Sebuah cerita yang menggambarkan bahwa apapun yang sedang kita alami atau bagaimana pun kondisi kita saat ini merupakan hal terbaik dan tepat yang diberikan oleh Allah SWT untuk kita. Betapa sebenarnya kunci bersyukur itu hanya dengan kesediaan kita untuk menerima kenyataan yang sedang kita alami.

Dan dari cerita tersebut, aku memetik beberapa pelajaran antara lain: Bahwa Allah SWT senantiasa memberikan apa-apa yang kita butuhkan, BUKAN apa yang kita inginkan karena seringkali keinginan kita lebih banyak dipengaruhi oleh hawa nafsu [bisikan setan]. Allah juga tidak tidak pernah terlambat dalam memberikan nikmat kepada kita. Bahkan dalam setiap detik kita adalah nikmat yang besar, tapi kebanyakan dari kita belum bisa merasakan bahwa setiap detik adalah nikmat dari Allah. Kita baru merasa mendapatkan nikmat jika kita telah memperoleh apa yang kita inginkan. Padahal allah telah memberikan nikmat yang banyak pada diri kita. Allah berfirman dalam QS. Ibrahim ayat 34 yang artinya “Dan jika kalian menghitung nikmat Allah, maka tidaklah kalian akan mampu menghitungnya”.

Oleh karena itu sebelum terlambat, marilah kita mensyukuri atas apa yang telah Allah berikan untuk kita.

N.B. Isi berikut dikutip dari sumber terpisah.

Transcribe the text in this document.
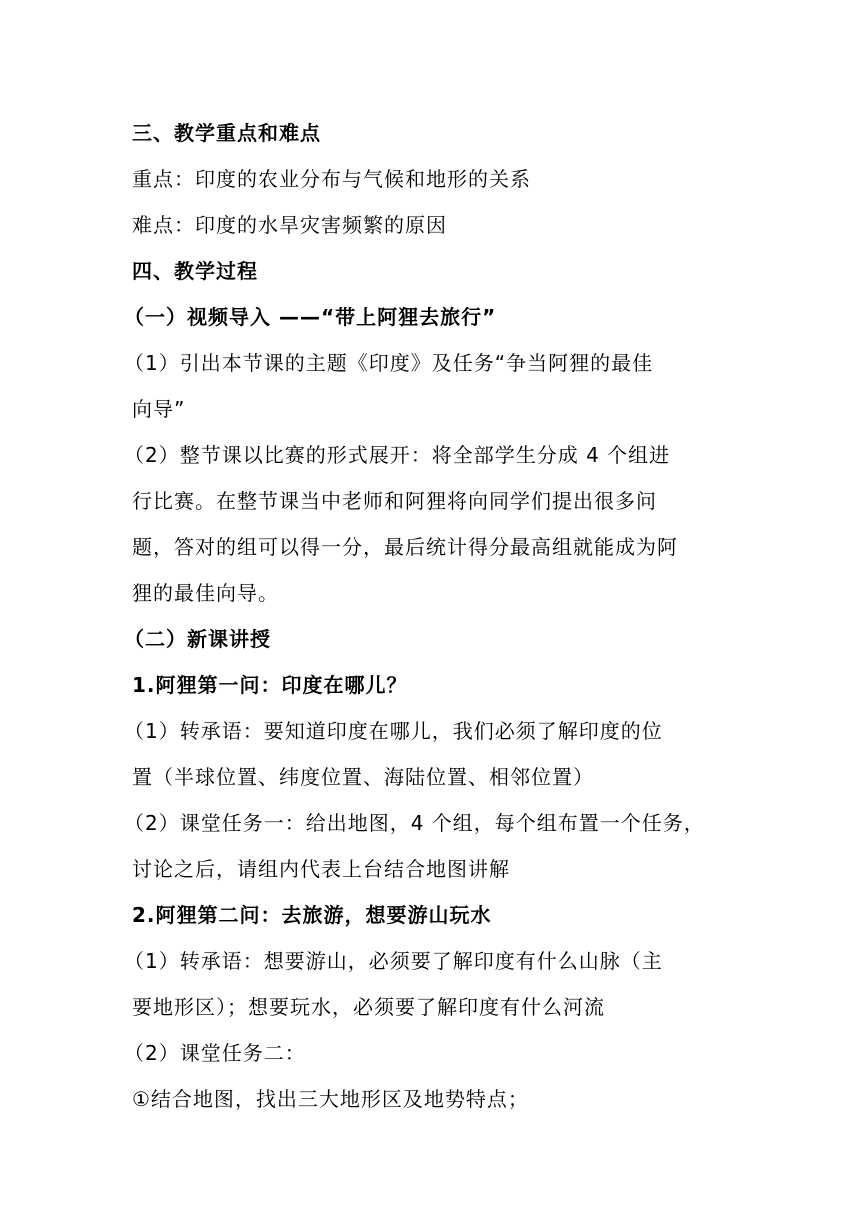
三、教学重点和难点
重点：印度的农业分布与气候和地形的关系
难点：印度的水旱灾害频繁的原因
四、教学过程
（一）视频导入 ——“带上阿狸去旅行”
（1）引出本节课的主题《印度》及任务“争当阿狸的最佳
向导”
（2）整节课以比赛的形式展开：将全部学生分成 4 个组进
行比赛。在整节课当中老师和阿狸将向同学们提出很多问
题，答对的组可以得一分，最后统计得分最高组就能成为阿
狸的最佳向导。
（二）新课讲授
1.阿狸第一问：印度在哪儿？
（1）转承语：要知道印度在哪儿，我们必须了解印度的位
置（半球位置、纬度位置、海陆位置、相邻位置）
（2）课堂任务一：给出地图，4 个组，每个组布置一个任务，
讨论之后，请组内代表上台结合地图讲解
2.阿狸第二问：去旅游，想要游山玩水
（1）转承语：想要游山，必须要了解印度有什么山脉（主
要地形区）；想要玩水，必须要了解印度有什么河流
（2）课堂任务二：
①结合地图，找出三大地形区及地势特点；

Walaupun awalnya terasa sulit sekali untuk menerima kenyataan yang tidak kita harapkan,  tapi Insya Allah dibalik itu semua, pasti itu yang terbaik untuk saat tersebut.

Kembali teringat sebuah peribahasa yang sangat akrab diajarkan di sekolah: Seperti padi yang semakin bertambah umur (menguning) akan semakin merunduk. Dengan mengambil sifat padi menguning yang selalu merunduk tersebut, MAKA semestinya aku bisa belajar untuk berpikir dahulu sebelum mengeluh:  
bahwa ketika sedang bersedih dan dalam situasi yang kurang baik tetap harus bisa bersyukur karena masih di beri kehidupan. Sebelum nggrundhel kehujanan waktu naik motor, mestinya aku ingat akan orang (jaman dulu) yang menempuh jarak ribuan KM dengan berjalan kaki. Saat  hendak merasa nelongso tidak bergelimang kemewahan seperti cerita-cerita di sinetron atau orang lain, aku harusnya melihat bahwasanya di luar sana banyak orang terpaksa harus jadi peminta-minta hanya untuk mendapatkan sesuap nasi. Sebelum aku protes karena televisi yang sering ngeblur layarnya, mestinya aku senang karenanya aku bisa belajar tanpa terganggu acara televisi lagi. Ketika merasa suntuk karena PR sekolah yang banyak, aku harus ingat akan wajah anak-anak seusiaku yang sering kulihat ketika perjalanan mudik ke Jawa Timur, mereka jadi pengamen di lampu-lampu merah dan tidak bisa menikmati indahnya masa-masa sekolah.
Tentunya masih banyak hal ‘menunduk’ = menerima dan menikmati apa yang ada lainnya yang bisa menjadi motivasi untuk menyalakan lentera kebersyukuran terhadap apapun yang kita miliki saat ini. Mari kita belajar dengan cara selalu melihat ke bawah, membandingkan kondisi kita dengan orang lain yang keadaannya dibawah kita dan lebih menderita dari, misalnya:

  • kita memiliki orang tua yang baik, penyabar dan penyayang, dengan segenap kemampuannya berusaha untuk mencukupi segala kebutuhan dan keinginan kita. Sementara banyak anak seusia kita yang terpaksa mengemis untuk mencukupi kebutuhan hidupnya. Maka dari itu hormatilah dan sayangilah orang tua kita.
  • kita dapat mengenyam pendidikan yang layak. Sementara banyak orang yang ingin sekolah tapi tidak mampu untuk menyekolahkan anaknya. Maka dari itu sebagai pelajar kita harus sekolah dengan baik dan benar.
  • kita masih bisa makan 3 Kali bahkan lebih dari 3 kali. Sementara banyak anak-anak jalanan sana yang mencari makan saja susah, belum tentu dalam sehari dia bisa makan. Maka dari itu janganlah kalian memilih-milih makanan, mencela menu makanan yang sudah disiapkan oleh ibu kita, apalagi membuang-buang makanan.
  • kita masih bisa bernafas bebas. Sementara banyak orang yang tengah terbaring sakit. Bahkan bernafas saja harus memerlukan bantuan alat atau mesin.
  • Kita masih bisa bermain dengan leluasa setelah pulang sekolah, sementara banyak teman-teman kita yang harus membantu orang tuanya mencari nafkah dengan berjualan atau bekerja di sawah setiap hari di luar jam-jam sekolah.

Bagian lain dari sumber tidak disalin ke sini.